Know that if fire goes forth from you and consumes other men, God will demand from your hands the souls which your fire has burned. And if you yourself do not put forth the fire, but are in agreement with him who does, and are pleased by it, in the judgment you will be reckoned as his accomplice. If you love gentleness, be peaceful, if you are deemed worthy of peace, you will rejoice at all time. Seek understanding, not gold. Clothe yourself with humility, not fine linen. Gain peace, not a kingdom.

~St. Isaac of Syria

Silence and Music

My last post remembering Saint Herman prompted Pom Pom to ask me if I had read The Music of Silence, book she had just received in the mail. I haven’t read such a book, so I googled it and immediately have several tangents to run along now. I don’t know if she meant this memoir of Andrea Bocelli, or this one about singing the Hours or services of the church through the day in Gregorian Chant.

One reviewer wrote of the latter book:

“Nothing is as ordinary, or as sacred, as time. Far from being an infinitesimally small unit of measurement or a means of separating one event from another, time provides the means by which the still, small, silent voice of God may be heard.”

Silence….hmmm….I know so little of it.

When I read about music, silence, solitude, it can be an inspiration and a reminder, but my readings and thinkings are typically like so many rabbit trails, to use a term that hints at the fun of scurrying from one author or thought to another. A rabbit is doing what he was made to do, and glorifies God by it. I was made to live by the Holy Spirit in communion with my Creator.

So I need to STOP on the trail and pray–and maybe even get off the trail sometimes! It wasn’t books and ideas that made it possible for Father Herman to sing with the angels. It was prayer. The kind of prayer St Isaac of Syria is talking about when he says:

“The wisdom of the Holy Spirit is much greater than the wisdom of the entire world. Within the wisdom of the Holy Spirit, silence prevails; the wisdom of the world, however, goes astray into idle talk.”

My mind is given to talking idly with itself. So much of my remembering of my Savior is like the awareness I might have of an earthly friend when she is in the room with me, but I am not paying close attention. I might hear her talking without really listening, I might even speak with her–but not make eye contact.
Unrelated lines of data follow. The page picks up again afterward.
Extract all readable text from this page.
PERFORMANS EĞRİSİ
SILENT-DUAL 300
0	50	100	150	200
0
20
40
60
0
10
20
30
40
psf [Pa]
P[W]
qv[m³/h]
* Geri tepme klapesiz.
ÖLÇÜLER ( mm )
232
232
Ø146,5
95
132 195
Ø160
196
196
Don’t we all have this weakness in our human condition, worsened by modern life, that we can’t settle our minds down firmly even when in prayer? Abba Dorotheus of Gaza says:

“Just as it is easier to sin in thought than in deed, correspondingly, it is more difficult to struggle with thoughts than with deeds.”

But C.S. Lewis encourages us:

“Virtue–even attempted virtue [I hope this includes attempted prayer]–brings light; indulgence brings fog.”

So I will keep struggling in prayer, to push past the distractions, to listen for the Silence that is God’s music.

It’s not the wonderful blog posts and the writers of them that are my problem. Nor my own writing, because just the discipline of organizing the chaos at least gets me on the road to taking every thought captive to Christ, though my readers might legitimately question how often I get to my destination. With God’s help, I know His presence and see His working in the world by the goings-on of the blogosphere and the piles of books throughout my house. Glory to God for all things! Lord, have mercy!

One more rabbit trail, leading quickly to the spot where all those paths ought eventually to end up, was brought to my attention this month, a poem by George Herbert:

Christmas

The shepherds sing;
and shall I silent be?
My God, no hymn for Thee?
My soul’s a shepherd too;
a flock it feeds
Of thoughts, and words, and deeds.
The pasture is Thy word:
the streams, Thy grace,
Enriching all the place.
Shepherd and flock shall sing,
and all my powers
Outsing the daylight hours.
Then will we chide the sun for letting night
Take up his place and right:
We sing one common Lord;
wherefore he should
Himself the candle hold.

I will go searching, till I find a sun
Shall stay, till we have done;
A willing shiner, that shall shine as gladly,
As frost-nipped suns look sadly.
Then will we sing, and shine all our own day,
And one another pay:
His beams shall cheer my breast, and both so twine,
Till ev’n His beams sing, and my music shine.